Eppure Macron ha mostrato di non disdegnare affatto, nella comunicazione, la forza dei simboli religiosi: è vero, ieri sera la sua festa si è tenuta di fronte alla piramide del Louvre, e con questo omaggio al proprio milieu massonico il neo-eletto presidente si è voluto distanziare dalle tradizioni “di destra” (il cui simbolo è piuttosto Place de la Concorde) come da quelle “di sinistra” (che volentieri si ritrovano a Place de la Bastille); però la sua campagna è cominciata di fronte alla basilica di Saint-Denis e si è conclusa davanti alla cattedrale di Rodez. Il saggista André Bercoff non se ne stupisce troppo e spiega così l’apparente anomalia:
Emmanuel Macron è un telepredicatore. Pretende di incarnare il campo del bene e di lottare contro le forze del male. Ha un carisma da pastore americano di provincia, riveduto e corretto per le esigenze di Facebook. La sua vittoria coincide con la fine di un ciclo e, forse, con la fine della V Repubblica…
Un respiro di sollievo, sul rapporto Stato-Chiesa in Francia, lo regala solo un candidato che non è arrivato al secondo turno, e che anni fa aveva dichiarato a L’Express:
Mia madre era cristiana, sono stato cresciuto così, ho servito la messa in latino. Per curiosità intellettuale, ho potuto in seguito comprendere il cristianesimo, poi altre religioni. […] Non mi sono mai burlato della fede, e non lo farò mai.
Lo stesso politico avrebbe poi dichiarato a La Vie:
Provo una gioia inesprimibile nel discutere con persone che hanno la fede. Si collocano in uno spazio comparabile al mio, in un dominio più grande del loro io. Partiamo dalla medesima idea: nessuno tra noi può essere felice in un oceano di infelicità. Siamo responsabili della sorte degli altri. Mi è più facile parlare con dei cristiani che con dei traders, che invece sono all’opposto del mio mondo, fatto di responsabilità morale, individuale e collettiva.
È Jean-Luc Mélenchon, candidato del Front de gauche, massone dichiarato. Dice molte altre cose inaccettabili, per un cattolico, sulla Chiesa e sul posto della fede nella società.

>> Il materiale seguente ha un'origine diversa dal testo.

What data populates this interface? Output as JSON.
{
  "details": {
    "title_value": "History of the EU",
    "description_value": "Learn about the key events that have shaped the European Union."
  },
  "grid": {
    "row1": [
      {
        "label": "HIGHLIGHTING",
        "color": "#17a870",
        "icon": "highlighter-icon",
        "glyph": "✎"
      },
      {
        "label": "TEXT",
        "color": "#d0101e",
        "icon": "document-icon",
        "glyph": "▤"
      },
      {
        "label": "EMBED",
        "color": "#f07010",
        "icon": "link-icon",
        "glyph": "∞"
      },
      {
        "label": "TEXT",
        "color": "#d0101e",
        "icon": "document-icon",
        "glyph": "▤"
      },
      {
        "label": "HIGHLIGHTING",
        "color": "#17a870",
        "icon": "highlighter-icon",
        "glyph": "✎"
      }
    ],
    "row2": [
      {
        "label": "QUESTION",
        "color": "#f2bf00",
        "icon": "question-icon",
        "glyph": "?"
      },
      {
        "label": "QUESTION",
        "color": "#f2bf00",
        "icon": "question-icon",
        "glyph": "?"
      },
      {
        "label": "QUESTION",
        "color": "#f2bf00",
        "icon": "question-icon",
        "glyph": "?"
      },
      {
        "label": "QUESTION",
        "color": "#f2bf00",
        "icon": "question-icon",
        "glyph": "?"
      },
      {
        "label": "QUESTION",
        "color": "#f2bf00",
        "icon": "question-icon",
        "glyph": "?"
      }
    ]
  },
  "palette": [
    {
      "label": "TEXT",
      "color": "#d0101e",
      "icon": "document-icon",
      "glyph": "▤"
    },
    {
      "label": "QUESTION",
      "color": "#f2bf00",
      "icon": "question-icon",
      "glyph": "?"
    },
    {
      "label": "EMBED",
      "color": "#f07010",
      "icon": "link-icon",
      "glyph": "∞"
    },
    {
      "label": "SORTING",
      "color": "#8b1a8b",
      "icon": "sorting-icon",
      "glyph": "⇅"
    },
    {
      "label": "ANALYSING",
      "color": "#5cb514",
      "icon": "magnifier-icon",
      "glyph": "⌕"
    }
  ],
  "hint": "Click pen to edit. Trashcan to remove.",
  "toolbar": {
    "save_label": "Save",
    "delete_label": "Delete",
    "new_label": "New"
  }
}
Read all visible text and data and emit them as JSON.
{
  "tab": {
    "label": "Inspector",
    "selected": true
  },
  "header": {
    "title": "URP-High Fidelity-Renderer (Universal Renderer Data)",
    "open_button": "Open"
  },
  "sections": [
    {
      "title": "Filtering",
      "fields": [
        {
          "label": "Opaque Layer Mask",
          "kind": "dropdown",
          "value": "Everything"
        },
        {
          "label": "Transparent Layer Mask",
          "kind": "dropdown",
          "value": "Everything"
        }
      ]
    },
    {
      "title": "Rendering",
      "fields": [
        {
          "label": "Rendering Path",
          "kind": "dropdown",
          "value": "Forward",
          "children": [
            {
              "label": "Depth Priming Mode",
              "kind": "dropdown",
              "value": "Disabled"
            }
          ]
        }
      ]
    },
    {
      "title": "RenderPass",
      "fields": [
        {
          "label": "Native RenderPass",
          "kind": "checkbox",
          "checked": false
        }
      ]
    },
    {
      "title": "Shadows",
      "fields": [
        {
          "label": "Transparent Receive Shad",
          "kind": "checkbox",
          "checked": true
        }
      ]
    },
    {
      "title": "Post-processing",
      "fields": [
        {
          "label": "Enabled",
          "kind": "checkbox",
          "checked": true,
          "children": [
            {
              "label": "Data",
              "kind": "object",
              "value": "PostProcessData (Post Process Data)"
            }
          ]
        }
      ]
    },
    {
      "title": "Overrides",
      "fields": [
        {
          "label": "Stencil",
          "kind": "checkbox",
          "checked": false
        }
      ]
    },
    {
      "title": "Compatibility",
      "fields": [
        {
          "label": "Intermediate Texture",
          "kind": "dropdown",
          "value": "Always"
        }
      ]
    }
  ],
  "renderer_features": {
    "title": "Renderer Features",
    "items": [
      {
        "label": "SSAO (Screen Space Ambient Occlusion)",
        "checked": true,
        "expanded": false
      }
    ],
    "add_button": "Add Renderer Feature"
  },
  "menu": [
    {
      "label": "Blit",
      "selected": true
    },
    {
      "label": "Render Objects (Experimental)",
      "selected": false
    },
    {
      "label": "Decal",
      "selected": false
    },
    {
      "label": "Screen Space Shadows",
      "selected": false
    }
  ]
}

Eppure siamo a un punto tale che le sue parole giungono già balsamiche, dopo la lettura del programma di Emmanuel Macron; e se i cattolici non tornano a elaborare delle loro proposte politiche, originali e audaci, continueranno a essere semplicemente, nelle società, una specie di antico e famoso tesoro da saccheggiare. Finché ne varrà la pena.